Critique | Livres

[La BD de la semaine] Gueule noire, de Lelis et Ozanam

Gueule noire © Casterman
Olivier Van Vaerenbergh
Olivier Van Vaerenbergh Journaliste livres & BD

ROMAN GRAPHIQUE | Le jeune Marcel broie du noir. C’est même là sa principale activité, puisque Marcel est mineur, comme son père et son frère, depuis l’âge de 14 ans.

[La BD de la semaine] Gueule noire, de Lelis et Ozanam

Un destin tout tracé de gueule noire quand on est comme lui, pauvre et installé dans le nord de la France au début du XXe siècle. Mais un coup de grisou le convainc de tenter sa chance ailleurs et surtout en pleine lumière. Direction Paris, où les désillusions seront encore plus rapides que l’ascenseur qui le conduisait au fond de la terre: ici aussi, les boulots sont précaires et particulièrement pénibles, et Marcel de se lancer alors dans le combat anarchiste, lui aussi teinté de noir et de violence…
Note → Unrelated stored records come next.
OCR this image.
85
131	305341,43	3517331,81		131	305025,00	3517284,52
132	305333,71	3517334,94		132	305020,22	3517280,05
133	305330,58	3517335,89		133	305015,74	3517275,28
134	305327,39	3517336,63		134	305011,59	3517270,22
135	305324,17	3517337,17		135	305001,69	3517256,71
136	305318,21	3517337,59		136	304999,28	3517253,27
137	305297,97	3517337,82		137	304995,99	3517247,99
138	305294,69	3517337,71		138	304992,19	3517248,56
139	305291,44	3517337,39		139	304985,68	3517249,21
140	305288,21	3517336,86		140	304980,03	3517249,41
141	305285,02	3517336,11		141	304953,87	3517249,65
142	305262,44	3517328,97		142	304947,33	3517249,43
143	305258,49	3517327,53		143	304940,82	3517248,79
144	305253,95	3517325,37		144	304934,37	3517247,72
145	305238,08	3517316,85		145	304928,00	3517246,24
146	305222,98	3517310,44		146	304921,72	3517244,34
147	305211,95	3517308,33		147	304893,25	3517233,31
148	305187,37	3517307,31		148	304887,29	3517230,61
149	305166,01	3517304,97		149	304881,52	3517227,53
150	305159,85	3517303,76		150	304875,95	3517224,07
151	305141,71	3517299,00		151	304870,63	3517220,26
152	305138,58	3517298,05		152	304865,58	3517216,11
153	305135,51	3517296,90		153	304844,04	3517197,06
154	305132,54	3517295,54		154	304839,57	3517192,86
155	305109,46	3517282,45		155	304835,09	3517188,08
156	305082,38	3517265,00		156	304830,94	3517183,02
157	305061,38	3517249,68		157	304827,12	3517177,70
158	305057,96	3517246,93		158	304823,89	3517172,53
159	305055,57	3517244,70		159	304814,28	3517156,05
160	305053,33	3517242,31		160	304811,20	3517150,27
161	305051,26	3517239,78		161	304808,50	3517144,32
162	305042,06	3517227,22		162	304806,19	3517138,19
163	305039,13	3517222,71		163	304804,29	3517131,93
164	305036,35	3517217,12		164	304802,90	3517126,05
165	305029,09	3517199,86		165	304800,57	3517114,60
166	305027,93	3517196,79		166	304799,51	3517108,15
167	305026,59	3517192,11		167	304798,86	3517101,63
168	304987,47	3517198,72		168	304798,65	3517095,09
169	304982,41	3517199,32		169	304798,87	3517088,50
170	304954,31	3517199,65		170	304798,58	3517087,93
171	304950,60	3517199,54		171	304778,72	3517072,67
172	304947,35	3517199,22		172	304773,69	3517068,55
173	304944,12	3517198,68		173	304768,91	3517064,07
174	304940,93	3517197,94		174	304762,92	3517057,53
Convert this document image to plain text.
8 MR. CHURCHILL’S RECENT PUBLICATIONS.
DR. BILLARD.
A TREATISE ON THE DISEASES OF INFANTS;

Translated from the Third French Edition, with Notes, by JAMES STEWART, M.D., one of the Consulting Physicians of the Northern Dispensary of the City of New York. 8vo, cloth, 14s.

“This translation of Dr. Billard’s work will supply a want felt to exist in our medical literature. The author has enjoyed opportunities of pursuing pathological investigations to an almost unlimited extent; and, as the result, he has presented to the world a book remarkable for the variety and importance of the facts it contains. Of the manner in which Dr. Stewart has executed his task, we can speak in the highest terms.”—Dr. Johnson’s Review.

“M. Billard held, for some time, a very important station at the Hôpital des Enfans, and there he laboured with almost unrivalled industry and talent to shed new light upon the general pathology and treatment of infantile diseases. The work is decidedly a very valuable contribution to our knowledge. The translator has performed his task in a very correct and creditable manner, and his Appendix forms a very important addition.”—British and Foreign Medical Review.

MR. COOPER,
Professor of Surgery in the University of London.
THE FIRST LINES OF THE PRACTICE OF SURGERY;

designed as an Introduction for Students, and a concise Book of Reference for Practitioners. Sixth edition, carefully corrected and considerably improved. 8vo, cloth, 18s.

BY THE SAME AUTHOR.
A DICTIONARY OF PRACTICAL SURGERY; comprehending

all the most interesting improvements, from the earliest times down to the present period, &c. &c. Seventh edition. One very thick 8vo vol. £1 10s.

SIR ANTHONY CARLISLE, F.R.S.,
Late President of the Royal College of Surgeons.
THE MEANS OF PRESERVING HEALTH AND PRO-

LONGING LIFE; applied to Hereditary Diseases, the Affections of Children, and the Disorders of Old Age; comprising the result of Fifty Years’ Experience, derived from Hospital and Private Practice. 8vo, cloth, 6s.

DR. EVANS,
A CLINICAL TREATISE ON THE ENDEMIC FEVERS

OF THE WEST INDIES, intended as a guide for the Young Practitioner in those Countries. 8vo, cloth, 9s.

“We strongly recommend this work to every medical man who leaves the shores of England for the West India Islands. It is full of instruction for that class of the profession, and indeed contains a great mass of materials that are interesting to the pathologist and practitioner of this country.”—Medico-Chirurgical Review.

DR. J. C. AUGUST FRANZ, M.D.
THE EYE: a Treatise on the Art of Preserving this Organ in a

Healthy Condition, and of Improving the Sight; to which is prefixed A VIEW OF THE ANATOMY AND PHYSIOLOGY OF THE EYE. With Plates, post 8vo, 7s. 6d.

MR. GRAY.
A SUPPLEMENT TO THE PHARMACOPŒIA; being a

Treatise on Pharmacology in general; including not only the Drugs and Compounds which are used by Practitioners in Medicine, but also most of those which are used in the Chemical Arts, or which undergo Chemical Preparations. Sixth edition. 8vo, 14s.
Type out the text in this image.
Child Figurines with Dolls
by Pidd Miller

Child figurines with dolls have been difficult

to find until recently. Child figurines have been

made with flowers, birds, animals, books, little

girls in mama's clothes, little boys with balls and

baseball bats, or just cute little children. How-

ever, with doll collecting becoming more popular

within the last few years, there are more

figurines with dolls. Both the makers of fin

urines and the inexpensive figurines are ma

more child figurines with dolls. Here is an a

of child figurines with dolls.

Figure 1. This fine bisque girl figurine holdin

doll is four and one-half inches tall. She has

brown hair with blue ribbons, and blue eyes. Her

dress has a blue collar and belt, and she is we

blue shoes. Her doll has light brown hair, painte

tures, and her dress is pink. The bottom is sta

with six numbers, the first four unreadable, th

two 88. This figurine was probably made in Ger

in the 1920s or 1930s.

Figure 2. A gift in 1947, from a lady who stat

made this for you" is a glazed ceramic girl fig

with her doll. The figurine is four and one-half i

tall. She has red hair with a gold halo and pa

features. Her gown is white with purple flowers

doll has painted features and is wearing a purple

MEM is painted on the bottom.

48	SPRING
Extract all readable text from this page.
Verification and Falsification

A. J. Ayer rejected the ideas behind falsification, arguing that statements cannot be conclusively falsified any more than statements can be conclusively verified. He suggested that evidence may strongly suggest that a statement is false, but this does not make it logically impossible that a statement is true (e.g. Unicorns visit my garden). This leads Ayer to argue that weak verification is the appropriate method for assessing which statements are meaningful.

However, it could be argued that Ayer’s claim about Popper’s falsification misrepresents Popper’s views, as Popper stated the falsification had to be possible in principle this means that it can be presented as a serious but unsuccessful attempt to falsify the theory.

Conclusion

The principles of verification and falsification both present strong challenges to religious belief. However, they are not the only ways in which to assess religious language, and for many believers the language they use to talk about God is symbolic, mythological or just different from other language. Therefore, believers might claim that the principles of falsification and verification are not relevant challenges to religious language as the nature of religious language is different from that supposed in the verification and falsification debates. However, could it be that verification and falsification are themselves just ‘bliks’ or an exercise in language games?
Récit initiatique mais surtout charbonneux jusque dans sa mise en scène, Gueule noire n’est pas une histoire de plus sur la dure vie des mineurs. Il suit au contraire les questions existentielles et politiques des prolétaires de l’époque, jetant un regard sans illusion aucune sur les utopies anarchistes, vite rattrapées par la réalité de terrain. Mais ce scénario sans faille, engagé et prenant de Ozanam prend évidemment un tout autre relief avec le dessin tout à fait unique du Brésilien Lelis: travaillant sans encrage, sans couleurs, et uniquement au crayon, il remplit chacune de ses cases d’innombrables traits noirs verticaux, comme si le charbon pleuvait en permanence sur la tête et la vie de Marcel.

Déstabilisant sur les premières planches, ce graphisme radical s’avère au contraire en totale osmose avec son propos, et finit par faire de ces 100 pages une oeuvre qui vous colle à la peau, pire que la poussière de charbon.

DE LELIS ET OZANAM, ÉDITIONS CASTERMAN, 104 PAGES.